The proliferation of exchange-traded products has laid the foundation for outsized swings in the CBOE Volatility Index

Exchange-traded products are making volatility more volatile
Amid an era of relative market calm, the proliferation of exchange-traded products that give investors exposure to shifts in implied volatility has laid the foundation for outsized swings in the CBOE Volatility Index, commonly known as the VIX.

The VIX, which tracks the implied volatility of the Standard & Poor’s 500-stock index over the next month based on at-the-money options prices, rose for its seventh consecutive session on Tuesday after opening the week with a massive advance to near 21 from 17:

Though far from the sole cause, part of the reason for Monday's outsized move was massive demand for VIX futures from leveraged exchange-traded products that offer exposure to changes in implied volatility, according to Macro Risk Advisors Head Derivatives Strategist Pravit Chintawongvanich.

"Leveraged VIX exchange-traded products need to buy VIX futures on days when they are up, and sell VIX futures on days when they are down, creating a ‘short gamma’ effect," he explained. "The larger the move, the more they need to trade. This can lead to a vicious cycle where a spike in volatility leads to anticipatory buying ahead of the VIX ETP rebalance, in turn pushing up VIX futures and causing a bigger rebalance."

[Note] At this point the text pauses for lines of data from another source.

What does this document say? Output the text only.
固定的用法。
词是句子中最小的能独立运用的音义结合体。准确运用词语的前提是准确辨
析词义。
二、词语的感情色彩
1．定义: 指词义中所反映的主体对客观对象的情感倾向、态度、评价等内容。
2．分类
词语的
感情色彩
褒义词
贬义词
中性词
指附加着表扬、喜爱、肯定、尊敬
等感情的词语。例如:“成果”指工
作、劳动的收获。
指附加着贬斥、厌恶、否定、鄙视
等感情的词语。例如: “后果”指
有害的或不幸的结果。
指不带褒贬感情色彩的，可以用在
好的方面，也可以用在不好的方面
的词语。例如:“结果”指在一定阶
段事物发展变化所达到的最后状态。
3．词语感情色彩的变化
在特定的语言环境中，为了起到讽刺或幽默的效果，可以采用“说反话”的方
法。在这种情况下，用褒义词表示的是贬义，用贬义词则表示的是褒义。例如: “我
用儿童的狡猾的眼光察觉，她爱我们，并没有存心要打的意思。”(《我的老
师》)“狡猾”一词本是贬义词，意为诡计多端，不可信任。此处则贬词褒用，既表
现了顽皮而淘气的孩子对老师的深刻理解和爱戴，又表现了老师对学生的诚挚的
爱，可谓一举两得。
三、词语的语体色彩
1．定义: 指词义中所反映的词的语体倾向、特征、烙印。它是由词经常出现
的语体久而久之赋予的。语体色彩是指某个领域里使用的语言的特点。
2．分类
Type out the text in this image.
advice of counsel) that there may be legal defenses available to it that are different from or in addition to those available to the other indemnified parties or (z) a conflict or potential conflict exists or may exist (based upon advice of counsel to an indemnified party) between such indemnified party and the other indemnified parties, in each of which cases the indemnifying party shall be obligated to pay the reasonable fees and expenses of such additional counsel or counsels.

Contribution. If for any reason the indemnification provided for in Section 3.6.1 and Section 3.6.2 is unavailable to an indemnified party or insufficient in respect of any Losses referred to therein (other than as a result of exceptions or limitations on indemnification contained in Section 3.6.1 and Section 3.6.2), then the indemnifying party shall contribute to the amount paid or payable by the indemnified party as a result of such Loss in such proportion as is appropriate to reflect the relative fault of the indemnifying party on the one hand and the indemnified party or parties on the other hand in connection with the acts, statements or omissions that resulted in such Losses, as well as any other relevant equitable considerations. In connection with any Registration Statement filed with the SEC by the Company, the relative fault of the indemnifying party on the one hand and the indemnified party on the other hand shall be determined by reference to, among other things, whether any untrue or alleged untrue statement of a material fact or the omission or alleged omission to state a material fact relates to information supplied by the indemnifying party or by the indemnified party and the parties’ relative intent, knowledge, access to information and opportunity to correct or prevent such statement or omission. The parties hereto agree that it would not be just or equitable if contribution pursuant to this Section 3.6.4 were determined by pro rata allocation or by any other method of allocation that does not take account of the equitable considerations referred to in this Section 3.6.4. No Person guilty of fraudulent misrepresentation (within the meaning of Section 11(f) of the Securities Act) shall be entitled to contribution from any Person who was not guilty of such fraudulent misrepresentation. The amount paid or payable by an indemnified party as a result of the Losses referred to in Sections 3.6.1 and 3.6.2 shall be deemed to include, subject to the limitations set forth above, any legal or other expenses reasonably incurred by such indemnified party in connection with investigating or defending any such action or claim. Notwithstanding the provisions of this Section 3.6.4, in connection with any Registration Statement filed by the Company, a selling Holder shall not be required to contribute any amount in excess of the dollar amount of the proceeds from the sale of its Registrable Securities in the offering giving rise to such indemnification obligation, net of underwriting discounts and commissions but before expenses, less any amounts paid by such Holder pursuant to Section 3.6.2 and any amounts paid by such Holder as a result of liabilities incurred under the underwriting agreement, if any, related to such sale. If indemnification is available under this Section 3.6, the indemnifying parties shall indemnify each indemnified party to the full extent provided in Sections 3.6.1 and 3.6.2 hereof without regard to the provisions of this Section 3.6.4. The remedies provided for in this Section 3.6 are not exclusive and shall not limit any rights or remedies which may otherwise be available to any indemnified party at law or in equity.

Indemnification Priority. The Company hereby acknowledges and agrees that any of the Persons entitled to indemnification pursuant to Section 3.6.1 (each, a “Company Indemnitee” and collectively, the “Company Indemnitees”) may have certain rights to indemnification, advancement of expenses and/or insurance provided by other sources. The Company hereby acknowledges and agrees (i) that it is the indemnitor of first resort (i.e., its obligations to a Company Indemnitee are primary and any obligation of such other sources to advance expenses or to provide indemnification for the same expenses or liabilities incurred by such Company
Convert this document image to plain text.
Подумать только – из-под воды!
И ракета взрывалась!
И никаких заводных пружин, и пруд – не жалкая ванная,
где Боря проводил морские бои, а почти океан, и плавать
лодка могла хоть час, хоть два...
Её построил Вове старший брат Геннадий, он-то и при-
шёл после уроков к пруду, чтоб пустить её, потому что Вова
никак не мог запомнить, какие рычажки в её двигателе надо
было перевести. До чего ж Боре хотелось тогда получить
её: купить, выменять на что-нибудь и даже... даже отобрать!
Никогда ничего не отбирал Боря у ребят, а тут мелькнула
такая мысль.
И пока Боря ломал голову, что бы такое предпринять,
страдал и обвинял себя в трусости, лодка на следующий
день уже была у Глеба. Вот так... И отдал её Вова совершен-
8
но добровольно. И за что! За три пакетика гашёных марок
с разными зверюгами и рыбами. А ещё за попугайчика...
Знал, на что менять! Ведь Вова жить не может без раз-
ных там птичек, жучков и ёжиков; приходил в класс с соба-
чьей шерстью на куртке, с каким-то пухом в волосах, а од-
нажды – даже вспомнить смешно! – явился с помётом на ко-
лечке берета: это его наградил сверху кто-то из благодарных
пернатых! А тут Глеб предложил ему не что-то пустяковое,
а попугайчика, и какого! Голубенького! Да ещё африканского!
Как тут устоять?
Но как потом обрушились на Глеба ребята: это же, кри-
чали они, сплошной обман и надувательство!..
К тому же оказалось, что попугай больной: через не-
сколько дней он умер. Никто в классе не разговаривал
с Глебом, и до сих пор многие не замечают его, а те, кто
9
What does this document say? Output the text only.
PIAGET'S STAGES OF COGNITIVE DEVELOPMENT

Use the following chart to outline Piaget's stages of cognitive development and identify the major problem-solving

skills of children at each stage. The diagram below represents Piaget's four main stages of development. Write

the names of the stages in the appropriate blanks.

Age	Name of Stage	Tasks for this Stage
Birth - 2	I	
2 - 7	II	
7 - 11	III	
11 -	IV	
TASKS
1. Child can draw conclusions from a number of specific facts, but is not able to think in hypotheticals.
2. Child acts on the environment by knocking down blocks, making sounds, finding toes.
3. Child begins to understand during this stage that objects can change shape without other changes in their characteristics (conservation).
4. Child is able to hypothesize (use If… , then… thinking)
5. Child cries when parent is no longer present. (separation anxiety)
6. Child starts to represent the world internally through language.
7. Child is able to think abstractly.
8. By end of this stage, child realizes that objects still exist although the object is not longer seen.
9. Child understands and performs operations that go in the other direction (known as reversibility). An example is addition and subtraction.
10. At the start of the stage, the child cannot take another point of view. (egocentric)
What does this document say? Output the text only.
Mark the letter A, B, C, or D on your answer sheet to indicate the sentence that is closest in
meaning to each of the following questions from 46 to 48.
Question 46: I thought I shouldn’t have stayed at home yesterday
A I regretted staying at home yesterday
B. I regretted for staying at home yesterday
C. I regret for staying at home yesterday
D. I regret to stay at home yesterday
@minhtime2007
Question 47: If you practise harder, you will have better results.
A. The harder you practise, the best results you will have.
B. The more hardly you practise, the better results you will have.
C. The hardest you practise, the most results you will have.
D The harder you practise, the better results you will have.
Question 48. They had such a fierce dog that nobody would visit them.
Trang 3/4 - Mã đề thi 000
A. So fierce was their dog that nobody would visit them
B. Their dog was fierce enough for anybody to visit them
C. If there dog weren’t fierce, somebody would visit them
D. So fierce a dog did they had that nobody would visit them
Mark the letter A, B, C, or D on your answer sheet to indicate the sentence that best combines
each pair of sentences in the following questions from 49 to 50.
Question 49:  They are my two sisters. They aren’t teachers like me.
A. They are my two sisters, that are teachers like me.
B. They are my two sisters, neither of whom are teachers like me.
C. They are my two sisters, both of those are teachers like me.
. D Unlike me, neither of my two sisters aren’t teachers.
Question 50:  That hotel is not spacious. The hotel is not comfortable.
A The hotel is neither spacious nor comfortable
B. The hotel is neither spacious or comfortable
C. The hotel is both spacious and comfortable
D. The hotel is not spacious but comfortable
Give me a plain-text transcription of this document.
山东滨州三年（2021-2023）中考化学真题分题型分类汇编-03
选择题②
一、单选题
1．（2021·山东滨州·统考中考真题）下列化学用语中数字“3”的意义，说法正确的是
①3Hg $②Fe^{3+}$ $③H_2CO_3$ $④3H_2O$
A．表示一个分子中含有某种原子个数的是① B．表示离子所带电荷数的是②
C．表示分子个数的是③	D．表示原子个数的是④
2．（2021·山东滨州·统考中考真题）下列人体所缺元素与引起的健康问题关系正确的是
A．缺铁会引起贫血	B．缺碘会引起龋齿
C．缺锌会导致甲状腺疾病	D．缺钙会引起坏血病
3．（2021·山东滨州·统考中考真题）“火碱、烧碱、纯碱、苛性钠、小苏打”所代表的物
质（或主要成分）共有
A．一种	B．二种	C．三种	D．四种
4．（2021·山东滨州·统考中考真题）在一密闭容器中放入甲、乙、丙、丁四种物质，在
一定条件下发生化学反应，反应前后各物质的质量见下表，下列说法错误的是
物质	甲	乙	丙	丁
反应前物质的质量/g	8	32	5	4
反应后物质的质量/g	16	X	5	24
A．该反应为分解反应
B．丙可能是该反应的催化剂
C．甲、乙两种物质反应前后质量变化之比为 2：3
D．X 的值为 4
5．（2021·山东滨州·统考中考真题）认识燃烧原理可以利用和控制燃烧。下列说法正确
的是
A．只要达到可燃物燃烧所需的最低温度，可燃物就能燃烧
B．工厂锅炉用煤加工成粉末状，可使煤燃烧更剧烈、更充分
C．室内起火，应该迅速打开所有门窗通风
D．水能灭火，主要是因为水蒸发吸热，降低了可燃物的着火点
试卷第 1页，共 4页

VIX ETPs were forced to buy 42,400 VIX futures on Monday, Chintawongvanich wrote, their largest rebalancing in history:

"Notably, all of the biggest rebalances have happened within the last 2 years," the strategist wrote. "The reason for that is 1) the leveraged VIX ETPs are larger now than in the past (due to inflow into products like XIV, SVXY, TVIX, and UVXY) and 2) VIX futures levels have been low. The combination of big potential VIX moves (from a low base) and large VIX ETP size results in these big rebalances and high vol-of-vol."

When so many buyers of VIX futures are doing this so mechanically — and in such lumpy fashion — it's no surprise that the VVIX index, which tracks the volatility of implied volatility, also went haywire on Tuesday.

The spike in the VIX index may have been sparked by short covering. The most recent Commitment of Traders report showed that large speculative and non-reportable VIX short positions (a proxy for hedge funds and smaller players' positioning) rose to a record high as of June 7, as New River Investments Inc. Portfolio Manager Guillermo Roditi Dominguez observed.

Ultimately, Monday's jump in the VIX index serves as a reminder of what traders learned amid the turmoil last August: the growing popularity of exchange-traded products gives them the power to magnify market moves and influence price action in other asset classes.

This time, at least, the spillovers into the equity market proved to be limited.